By now everything feels polluted and increasingly stressful. Your work, your family, your relationships. You keep on going through sheer determination but because it doesn’t appear to be an illness and you have no visible injuries you don’t feel you can complain and that keeping it to yourself is the best option. Besides who would understand?

Next stop is the herbalist, followed by acupuncture, massage and hypnotherapy. Each work initially but eventually you’re back to square one. As you hop from therapist to therapist a well-meaning friend suggests it might be best to stick to one treatment at which point you explode and they experience the full brunt of your frustrations.
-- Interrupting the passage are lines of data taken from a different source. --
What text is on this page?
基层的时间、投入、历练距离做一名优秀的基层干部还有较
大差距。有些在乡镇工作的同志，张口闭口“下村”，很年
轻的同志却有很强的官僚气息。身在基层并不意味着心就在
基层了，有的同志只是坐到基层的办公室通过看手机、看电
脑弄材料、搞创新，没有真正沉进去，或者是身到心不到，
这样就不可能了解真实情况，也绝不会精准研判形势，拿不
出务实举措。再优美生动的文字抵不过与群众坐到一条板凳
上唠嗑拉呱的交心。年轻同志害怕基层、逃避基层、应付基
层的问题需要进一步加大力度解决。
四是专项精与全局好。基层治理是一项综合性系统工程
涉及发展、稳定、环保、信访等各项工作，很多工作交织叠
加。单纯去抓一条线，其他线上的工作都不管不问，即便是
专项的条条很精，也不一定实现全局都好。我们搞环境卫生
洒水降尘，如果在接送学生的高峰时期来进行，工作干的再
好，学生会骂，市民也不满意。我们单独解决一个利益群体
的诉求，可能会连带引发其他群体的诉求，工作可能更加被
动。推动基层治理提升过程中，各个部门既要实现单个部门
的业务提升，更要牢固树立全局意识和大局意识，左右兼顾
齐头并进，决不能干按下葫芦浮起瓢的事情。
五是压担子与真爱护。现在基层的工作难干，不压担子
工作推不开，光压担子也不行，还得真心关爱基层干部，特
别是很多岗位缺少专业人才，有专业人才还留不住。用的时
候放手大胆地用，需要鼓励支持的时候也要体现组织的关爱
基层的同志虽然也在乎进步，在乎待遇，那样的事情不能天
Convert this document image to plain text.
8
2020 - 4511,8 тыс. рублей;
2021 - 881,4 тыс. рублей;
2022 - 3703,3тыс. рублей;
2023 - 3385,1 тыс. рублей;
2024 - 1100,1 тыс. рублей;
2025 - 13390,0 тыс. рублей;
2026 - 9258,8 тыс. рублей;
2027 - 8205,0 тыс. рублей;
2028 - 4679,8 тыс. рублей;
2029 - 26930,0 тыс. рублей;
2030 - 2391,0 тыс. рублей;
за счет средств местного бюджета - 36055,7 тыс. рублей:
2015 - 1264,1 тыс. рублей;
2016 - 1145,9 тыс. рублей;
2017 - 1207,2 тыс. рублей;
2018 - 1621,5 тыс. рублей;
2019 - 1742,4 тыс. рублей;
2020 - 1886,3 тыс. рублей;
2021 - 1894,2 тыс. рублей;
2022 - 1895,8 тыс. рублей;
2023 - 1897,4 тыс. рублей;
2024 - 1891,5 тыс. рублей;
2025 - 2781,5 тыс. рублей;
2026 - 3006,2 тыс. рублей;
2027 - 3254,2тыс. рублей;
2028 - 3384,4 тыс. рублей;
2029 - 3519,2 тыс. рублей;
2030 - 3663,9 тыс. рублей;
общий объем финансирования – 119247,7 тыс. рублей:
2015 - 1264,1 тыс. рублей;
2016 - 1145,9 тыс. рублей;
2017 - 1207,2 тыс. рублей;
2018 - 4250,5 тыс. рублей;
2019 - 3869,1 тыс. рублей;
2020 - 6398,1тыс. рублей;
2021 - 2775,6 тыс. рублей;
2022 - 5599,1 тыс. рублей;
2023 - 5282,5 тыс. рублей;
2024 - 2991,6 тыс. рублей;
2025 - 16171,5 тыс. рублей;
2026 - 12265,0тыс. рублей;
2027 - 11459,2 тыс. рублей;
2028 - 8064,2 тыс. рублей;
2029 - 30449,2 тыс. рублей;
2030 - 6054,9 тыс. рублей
To the background of whale song and the scent of lavender you desperately search for that hidden pathway into the lost kingdom of sleep. Wearily you leaf, dry and swollen eyed, through the various leaflets you’ve gathered offering numerous techniques that promise to help with insomnia, all of which you’ve yet to try. Money is running low so you need to tread cautiously.

One of these leaflets came through your door years ago and has been en-route to the recycling ever since but some how it managed to avoid the pulping machines and as such has made its way from pile to pile. Smoothing out the crumpled and stained paper you read about an ‘Opening the heart’ workshop held at a local Buddhist centre. Whilst the workshop has long since passed you feel drawn to the theme, particularly since insomnia has left your heart feeling like a bedraggled and frightened bird. You find yourself googling the centre and discover they have ongoing workshops around similar topics at reasonable costs. Something inside stirs and gingerly flutters its tired wings.

Something about the language used in the books you subsequently buy on Amazon tunes you into a different attitude to the lack of sleep you so desperately crave. Now, instead of tossing and turning in the anguished hope that sleep is just around the corner, you break the rhythm of despair with stillness. Just stillness. In the darkness you observe your breath as it enters your body and as it exits. You observe your body as it lies there. You observe the darkness and you notice the thoughts ‘I want to sleep!!’ and then let it go. However, shortly after that you chase after it, grab hold of it and lose yourself in the restless war on sleeplessness. More and more, though, you’re able to come back to detaching from the frustrations and the pain of ‘no sleep’.

Slowly you wake up to the understanding that you are not insomnia. Insomnia is painful and you are not this pain. You become more interested in the Buddhist notion that the purpose of life is to wake up, to become conscious. After another slumber-less night you reason, “If this is the purpose of life you can forget it!!” But eventually you learn to be kinder to your tired body and your weary mind. You notice your clawing mind desperate for sleep and you begin to forgive your unsleepable-self. Sometimes this illuminates the way back to the mysterious kingdom of sleep even only for a brief visit.

It’s an odd parable but could it be that through the terrible and debilitating experience of insomnia we could actually learn how to wake up?